Выбрать главу

Подобную же путаницу устроили и с оформлением документов строгой отчетности. Те, которые был обязан подписывать директор, почему-то подписывались кассиром, а материально ответственные лица, вроде того же Петрова, бесконтрольно сдавали в бухгалтерию недостоверные отчеты. Словом, царила такая документальная анархия, которая и позволяла творить преступления.

Как установило следствие, а затем и суд, бесконтрольность и игнорирование нормативных правил отчета, учета и хранения продукции привели к тому, что на складе были созданы излишки зерна, гороха, подсолнечника. Теперь делягам ничего не стоило сбывать их на сторону. В этих операциях первую скрипку сыграли Петров, шофер Мазур и механизатор Ершов.

К упомянутым преступникам примкнули заведующая магазином № 28 Кленовского совхозрабкоопа Подольского райпотребсоюза Московской области Аникеева и заведующая магазином № 27 Дачнянского совхозрабкоопа Беляевского райпотребсоюза Одесской области Огурцова. Далеко не безвозмездно они стали принимать сотни килограммов левой продукции, оформляя ее по фиктивным приемным накладным и кассовом ордерам. В одних случаях похищенное записывалось на вымышленных лиц, как якобы сданное ими в магазин, в других — приписывалось людям, действительно заработавшим и продавшим зерно государству через торговые точки. Деньги за принятую у расхитителей сельскохозяйственную продукцию, понятное дело, изымались из кассы и передавались делягам.

То была, если можно так выразиться, оптовая продажа государственного имущества, закамуфлированная под индивидуальную. Но это не исключало продажи «излишков» и конкретным лицам. Работала в совхозе бригада наемных строителей, всего восемь человек. По договоренности часть заработка выплачивалась натурой, точнее говоря — пшеницей. Каждому из них причиталось по три тонны зерна. Фактически (и это отражено в накладных) им выдали лишь по 1600 килограммов. За остальное они заплатили по розничной цене, но, конечно, без необходимого в таких случаях документального оформления. В результате Примаченко и Петров получили около двух с половиной тысяч рублей и поделили их между собой.

Не постеснялись они запустить руку даже в фонд материальной помощи рабочим и служащим. Перед следствием и судом прошла большая группа работников совхоза, которым якобы помощь была оказана. Одни об этом… не подозревали, так как вовсе не просили ее. С удивлением рассматривали документы с поддельными подписями. Другие действительно расписывались, но денег так и не увидели, поскольку они тут же изымались Примаченко… для его собственных нужд.

Представ перед судом, он лепетал что-то о том, как трудно ему приходилось, когда в совхоз наезжали различные делегации и надо было устраивать достойные приемы, а поскольку средств на это не выделяют, приходится выкручиваться. Он лгал. Потому что все махинации не имели никакого отношения к приезду гостей. И вовсе не на их угощение ушли присвоенные денежки, а на попойки и увеселения директорского окружения. Да еще кое-что оседало в их кошельках.
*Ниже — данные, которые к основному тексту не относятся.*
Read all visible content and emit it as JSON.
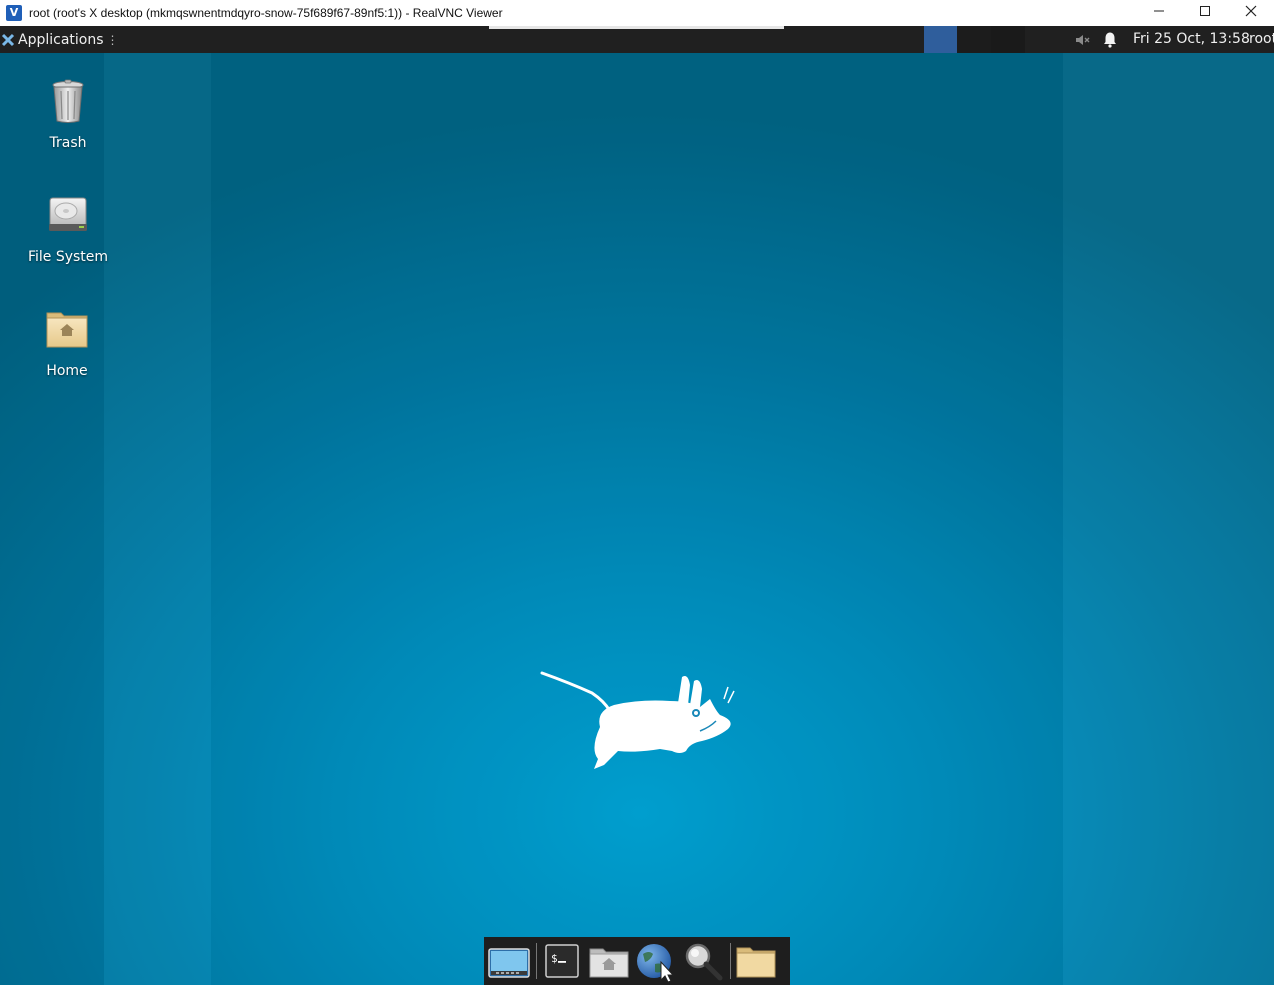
{
  "window": {
    "title": "root (root's X desktop (mkmqswnentmdqyro-snow-75f689f67-89nf5:1)) - RealVNC Viewer",
    "app_icon": "realvnc-icon",
    "controls": [
      "minimize-icon",
      "maximize-icon",
      "close-icon"
    ]
  },
  "top_panel": {
    "applications_label": "Applications",
    "clock": "Fri 25 Oct, 13:58",
    "user": "root",
    "tray_icons": [
      "volume-muted-icon",
      "notification-bell-icon"
    ]
  },
  "desktop": {
    "icons": [
      {
        "label": "Trash",
        "icon": "trash-icon"
      },
      {
        "label": "File System",
        "icon": "hard-drive-icon"
      },
      {
        "label": "Home",
        "icon": "home-folder-icon"
      }
    ],
    "wallpaper_logo": "xfce-mouse-logo"
  },
  "dock": {
    "items": [
      "show-desktop-icon",
      "terminal-icon",
      "file-manager-icon",
      "web-browser-icon",
      "app-finder-icon",
      "folder-icon"
    ]
  },
  "colors": {
    "panel_bg": "#202020",
    "desktop_center": "#00a6d8",
    "desktop_edge": "#006585",
    "active_workspace": "#2f5e9c"
  }
}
Забота о собственном благополучии была для этой компании главной движущей силой, смыслом их существования. Совесть, порядочность, элементарное чувство долга, стыд, наконец, были им неведомы. Они пользовались совсем другими критериями оценки человека, признавали только свои правила общежития. Эти люди ни в грош не ставили тех, кто не способен был лгать, кто скорее готов был дать руку на отсечение, нежели украсть, кто не умел ловчить. Таких они презирали, высмеивали, считали наивными, несовременными «лопухами», которых остается лишь объегоривать. Другое дело — мужики «понятливые», «сообразительные».

Наверное, таким показался директору совхоза летчик Пушкаренко. Получал неплохо, был в коллективе на хорошем счету, слыл человеком добропорядочным, и вдруг — на скамье подсудимых. Может, человек слаб, может, трудно ему противостоять напору матерых преступников? А если не нашлось сил отказать как раз потому, что беспроигрышный соблазн оказался сильнее возможного наказания? Мы вовсе не хотим оправдывать Пушкаренко: он виноват; он должен понести наказание и понес его. Мы только хотим показать, насколько вредны и опасны такие, как Примаченко и Петров, способные влезть в душу человека и испоганить в ней доброе, разумное. Такое не сбрасывается со счетов, ибо нельзя забывать о социальной опасности преступного влияния одних людей на других.

Знал ли Пушкаренко о том, что приписки — зло, что заниматься ими противозаконно? Безусловно. Грамотный и эрудированный человек, он читал об этом в газетах, слышал по радио и телевидению, но, думалось, что все это очень далеко и никогда не будет иметь к нему отношения.